Towards the rear, the vehicle is squarer (and higher) than its esteemed stablemate, but it also reminds of the younger brother, the Discovery Sport. The vehicle definitely portrays an upmarket air, but I am unsure if the general public will be able to distinguish the close cousins from each other when passed at speed.

Driving off-road

There is very little feedback through the steering wheel as I continue the demanding track through the forest. The surround-view camera image on the infotainment screen is useful to ensure that the front wheels are still pointing in the straight-ahead position.
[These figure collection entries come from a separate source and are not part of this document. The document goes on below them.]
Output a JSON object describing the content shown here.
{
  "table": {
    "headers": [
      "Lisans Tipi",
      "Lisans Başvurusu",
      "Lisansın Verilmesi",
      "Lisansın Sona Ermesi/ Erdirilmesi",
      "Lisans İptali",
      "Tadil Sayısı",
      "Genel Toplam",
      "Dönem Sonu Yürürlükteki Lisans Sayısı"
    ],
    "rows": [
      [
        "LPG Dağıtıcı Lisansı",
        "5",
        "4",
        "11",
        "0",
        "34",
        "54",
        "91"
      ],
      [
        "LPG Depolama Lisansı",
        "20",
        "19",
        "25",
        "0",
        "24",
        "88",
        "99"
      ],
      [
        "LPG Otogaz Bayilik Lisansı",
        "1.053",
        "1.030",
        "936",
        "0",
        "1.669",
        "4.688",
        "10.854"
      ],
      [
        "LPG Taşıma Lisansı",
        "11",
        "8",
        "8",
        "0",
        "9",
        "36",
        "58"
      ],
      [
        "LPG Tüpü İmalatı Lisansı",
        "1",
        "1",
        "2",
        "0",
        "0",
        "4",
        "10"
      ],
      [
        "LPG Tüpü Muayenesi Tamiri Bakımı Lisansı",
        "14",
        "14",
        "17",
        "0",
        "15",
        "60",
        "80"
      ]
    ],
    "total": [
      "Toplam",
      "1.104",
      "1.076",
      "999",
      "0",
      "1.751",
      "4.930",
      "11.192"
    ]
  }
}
Land Rover left the toughest obstacle for last and it comes in the form of a steep climb littered with rocks of various sizes.

The air suspension in its highest setting raises the ground clearance to an impressive 283 mm, which is certainly needed here. A slight prod on the accelerator is all that is needed for the powerful but refined 3,0-litre V6 turbodiesel to deploy 600 N.m to the transmission. From there, the electronic systems and multiplate differentials (centre and rear) channel the motive force to the wheel with the most traction and the two-tonne Discovery wafts up the hill with its occupants in complete comfort. Wheel articulation of 500 mm on each corner ensures that the tyres have plenty of chance to take a bite at terra firma.
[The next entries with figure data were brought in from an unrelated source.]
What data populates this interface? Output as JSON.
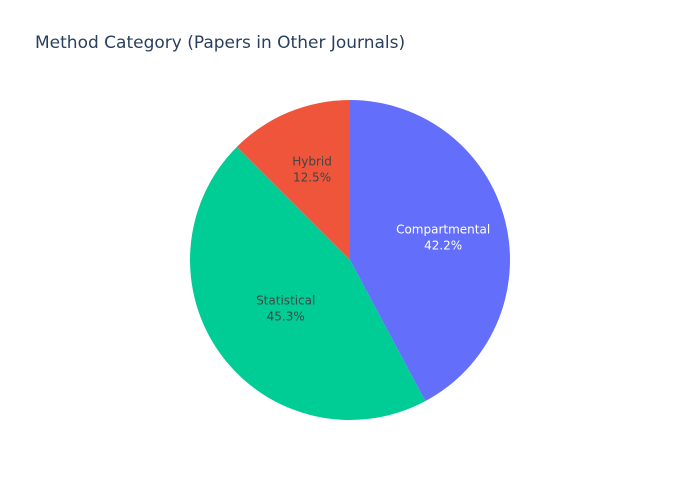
{
  "chart_data": {
    "type": "pie",
    "title": "Method Category (Papers in Other Journals)",
    "labels": [
      "Compartmental",
      "Statistical",
      "Hybrid"
    ],
    "values": [
      42.2,
      45.3,
      12.5
    ],
    "display_percent": [
      "42.2%",
      "45.3%",
      "12.5%"
    ],
    "colors": [
      "#636efa",
      "#00cc96",
      "#ef553b"
    ],
    "label_colors": [
      "#ffffff",
      "#444444",
      "#444444"
    ],
    "start_angle": "12 o'clock",
    "direction": "clockwise",
    "legend": "none"
  }
}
The interior is an evolution of what is found in the Range Rover, but more focused on practicality. There are a plethora of storage spaces, including a centre console that can take up to four tablets. My favourite secret storage space is behind the climate control buttons – a press of a button swivels this panel out of the way to reveal a hidden cavity able to store a wallet and smartphone. The seats are beautifully crafted and comfortable, while the high roof-line amplifies the feeling of spaciousness throughout the cabin. Fit and finish, including material quality, are unquestionable.

On any surface

We had the chance to drive the prototype vehicles on dirt only at a maximum speed of 40 km/h, so I reserve judgment on the on-road behaviour. If the Range Rover Sport is anything to go, by then the Discovery will also excel in this department. There was one more surface we drove on that few owners will get to experience: the deck of the latest aircraft carrier of the Royal Navy under construction in the Edinburgh shipyard…
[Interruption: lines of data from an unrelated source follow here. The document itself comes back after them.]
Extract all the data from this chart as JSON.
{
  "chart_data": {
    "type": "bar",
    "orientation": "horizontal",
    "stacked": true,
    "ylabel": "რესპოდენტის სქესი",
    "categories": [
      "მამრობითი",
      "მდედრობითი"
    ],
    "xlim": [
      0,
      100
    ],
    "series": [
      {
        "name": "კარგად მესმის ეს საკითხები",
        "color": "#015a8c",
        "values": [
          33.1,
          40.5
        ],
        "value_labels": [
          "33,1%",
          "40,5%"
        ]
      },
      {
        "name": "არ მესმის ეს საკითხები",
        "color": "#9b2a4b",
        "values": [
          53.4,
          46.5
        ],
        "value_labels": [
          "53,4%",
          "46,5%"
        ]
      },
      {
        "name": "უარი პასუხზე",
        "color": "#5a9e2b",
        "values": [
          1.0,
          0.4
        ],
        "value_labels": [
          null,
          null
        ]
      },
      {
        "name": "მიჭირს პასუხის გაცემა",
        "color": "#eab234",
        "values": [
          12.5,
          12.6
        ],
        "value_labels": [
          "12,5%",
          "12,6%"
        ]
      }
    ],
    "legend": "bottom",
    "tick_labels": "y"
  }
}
From the early taste of the new Discovery prototype, it is clear that it is again an immensely capable off-road vehicle and it carries more convenience features than expected of a vehicle in the segment. Yes, it has lost some of its character and uniqueness in the styling department, but this should not influence its overall sales success. If the tenacity of the Land Rover team in organising the military ship adventure is anything to go by, then the new Discovery should exceed expectations.

Fast facts

Model: Land Rover Discovery HSE Td6
Price: TBC
Engine: 3,0-litre, V6 turbodiesel
Power: 190 kW at 3 750 r/min
Torque: 600 N.m 1 750–2 250 r/min
0-100 km/h: 8,1 secs
Top Speed: 209 km/h
Fuel Consumption: 7,2 L/100 km
CO2: 189 g/km
Transmission: 8-spd auto
Maintenance Plan: M5/100 000 km
  • Larsen Bjorn

    I just read this… and had to laugh. First, you present its monocoque construction (as opposed to frame-on-ladder) as some sort of engineering breakthrough. Did you know that the Mistubishi Pajero has featured this construction for almost 2 decades now? Second, you describe the off-road performance as “incredible”. Did you know that with those low profile tyres, it is indeed, “incredible”, as in hard to believe. Did you know, further , that there is a reason why your test was limited to speeds of 40 kph – that is because the car is hardwired to drop its air suspension at speeds above that. That cripples this car for many off-road applications. And lastly, not a chirp about Land Rover reliability or depreciation. You only need to buy a flatbed operator one beer to learn that they just lurve Land Rover. And they want R1.4m for it? I can get 2 Pajeros for that, and they are twice as good for “ROW” applications . The selling proposition for this car is going to be pose value, and pose value alone. And its “unbelievable brand presence” (your description of the Evoque on page 179).